One of the traders said Wednesday’s market saw “general weakness – but it was kind of a mixed bag on names, activity and how much things were down.”

Indicators turn lower

Statistical market-performance measures turned lower across the board on Wednesday after having been mixed on Tuesday; it was the indicators’ second down day in the last three sessions.

The KDP High Yield Daily index posted its third consecutive loss Wednesday, dropping by 9 basis points to end at 69.82, on top of plunges of 19 bps on Monday and 16 bps on Tuesday, when the index finished below the psychologically significant 70 for the first time since last Dec. 17, when it closed at 69.34. The index is moving toward its 52-week low of 69.01.

Its yield, meanwhile, moved up by 3 bps to 5.81%, its third straight widening. It had risen by 5 bps on Monday and another 4 bps on Tuesday.

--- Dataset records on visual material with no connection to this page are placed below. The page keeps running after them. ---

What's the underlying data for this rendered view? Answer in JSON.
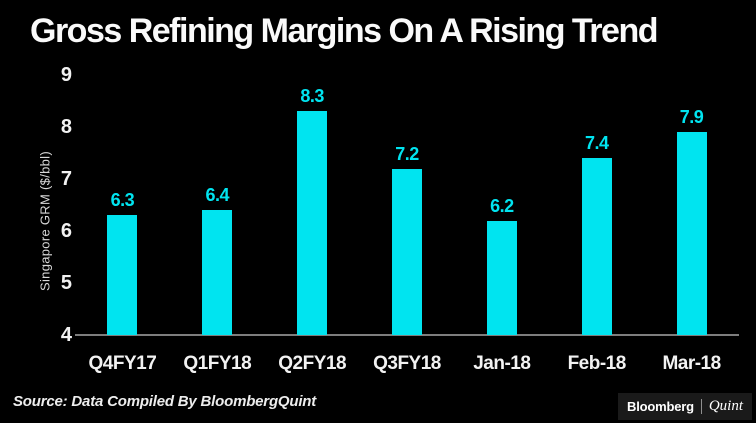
{
  "title": "Gross Refining Margins On A Rising Trend",
  "source": "Source: Data Compiled By BloombergQuint",
  "logo": {
    "bloomberg": "Bloomberg",
    "quint": "Quint",
    "separator": "|"
  },
  "colors": {
    "background": "#000000",
    "bar": "#00E4F0",
    "value_label": "#00E4F0",
    "axis_line": "#7d7d7d",
    "tick_text": "#f2f2f2"
  },
  "chart_data": {
    "type": "bar",
    "title": "Gross Refining Margins On A Rising Trend",
    "xlabel": "",
    "ylabel": "Singapore GRM ($/bbl)",
    "categories": [
      "Q4FY17",
      "Q1FY18",
      "Q2FY18",
      "Q3FY18",
      "Jan-18",
      "Feb-18",
      "Mar-18"
    ],
    "values": [
      6.3,
      6.4,
      8.3,
      7.2,
      6.2,
      7.4,
      7.9
    ],
    "data_labels": [
      "6.3",
      "6.4",
      "8.3",
      "7.2",
      "6.2",
      "7.4",
      "7.9"
    ],
    "ylim": [
      4,
      9
    ],
    "yticks": [
      4,
      5,
      6,
      7,
      8,
      9
    ],
    "grid": false,
    "legend": null,
    "bar_color": "#00E4F0"
  }
}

The Markit Series 24 CDX North American High Yield index returned to the downside on Wednesday after having bucked the market’s generally negative tone on Tuesday.

It lost 9/16 point to close at 105 11/16 bid, 105¾ offered, after having gained 3/16 point on Tuesday and having retreated by nearly ½ point on Monday.

The Merrill Lynch North American Master II High Yield index ended lower for a third consecutive session, losing 0.133%, after having ended down by 0.182% on Tuesday, on top of Monday’s 0.268% setback. The current skid follows four consecutive sessions on the upside.

The latest loss dropped its year-to-date return to 2.176% from Tuesday’s 2.312%. It also remained well down from the 4.062% reading recorded on May 29, the index’s peak level for the year so.